I want to explain, to defend, to force understanding. Each word I write a rock in the bucket.

So, so heavy.

***

In Middle English, letten meant “to hinder” or as a noun “an obstruction.”

In Middle English, leten meant “to permit.”

Both and yes.

Let go. To keep myself from grasping. From clenching. From clutching.

Let go. To permit things to travel from me and to me unhindered.  Free.

***

I am being taught wild, quiet lessons in non-attachment these days. About the need to disconnect myself from outcomes, from tomorrows. About the need to let and to go.

A pepper plant withered because its tender stalk is broken.

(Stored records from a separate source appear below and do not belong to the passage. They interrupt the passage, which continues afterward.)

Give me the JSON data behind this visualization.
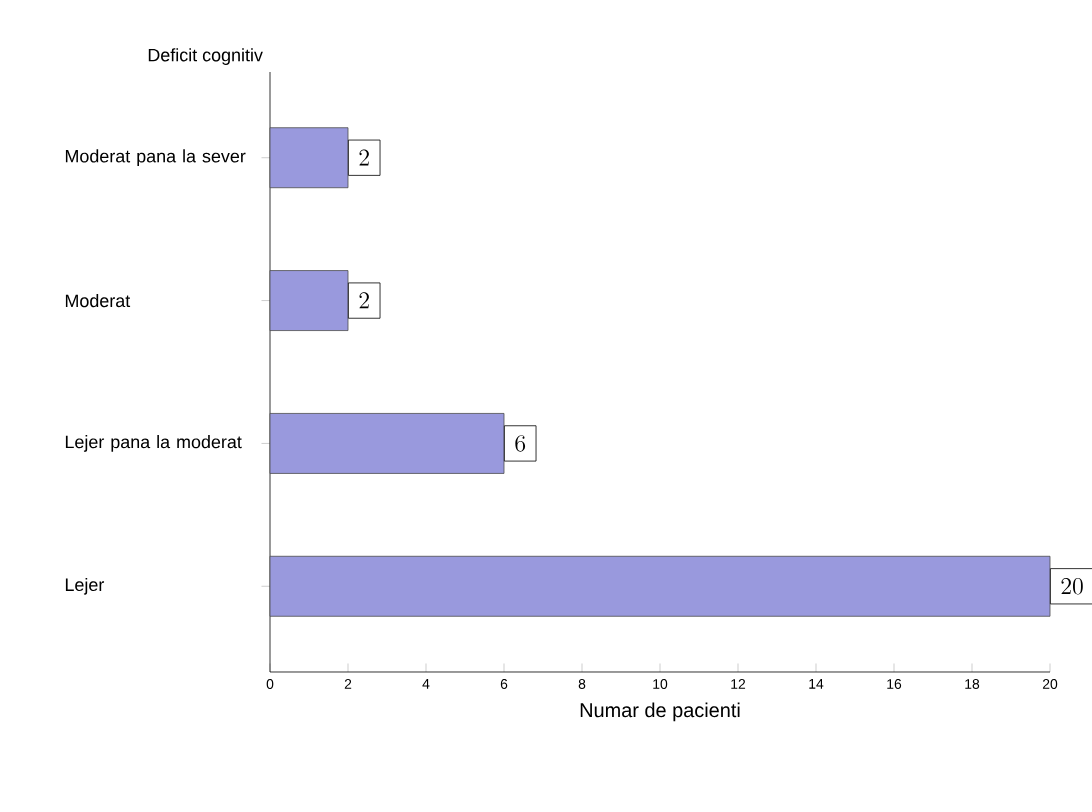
{
  "chart_data": {
    "type": "bar",
    "orientation": "horizontal",
    "ylabel": "Deficit cognitiv",
    "xlabel": "Numar de pacienti",
    "categories": [
      "Moderat pana la sever",
      "Moderat",
      "Lejer pana la moderat",
      "Lejer"
    ],
    "values": [
      2,
      2,
      6,
      20
    ],
    "color": "#9999dd",
    "data_labels": true,
    "xlim": [
      0,
      20
    ],
    "xticks": [
      0,
      2,
      4,
      6,
      8,
      10,
      12,
      14,
      16,
      18,
      20
    ]
  }
}
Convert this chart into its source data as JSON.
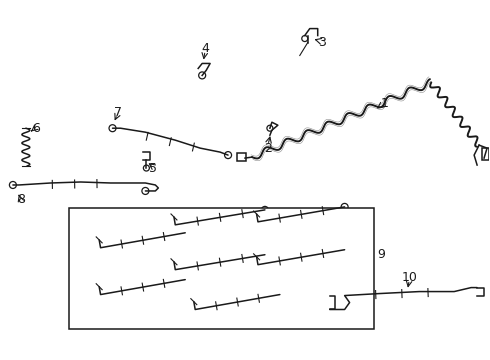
{
  "background_color": "#ffffff",
  "line_color": "#1a1a1a",
  "fig_width": 4.9,
  "fig_height": 3.6,
  "dpi": 100,
  "label_fontsize": 9,
  "lw_thin": 0.8,
  "lw_main": 1.1,
  "lw_harness": 1.4
}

Pages sent again and again across the universe of 0s and 1s, never to be seen again.

Brand new gravel washed down the hillside into grass.

To let the petals from the dogwood drift against my hands and through. To let them kiss the web of my fingers. To let them fall, ungrasped is to let them fall unbruised.

I will not pick up all that gravel and carry it back up the mountain.

What are you working to let go at this moment?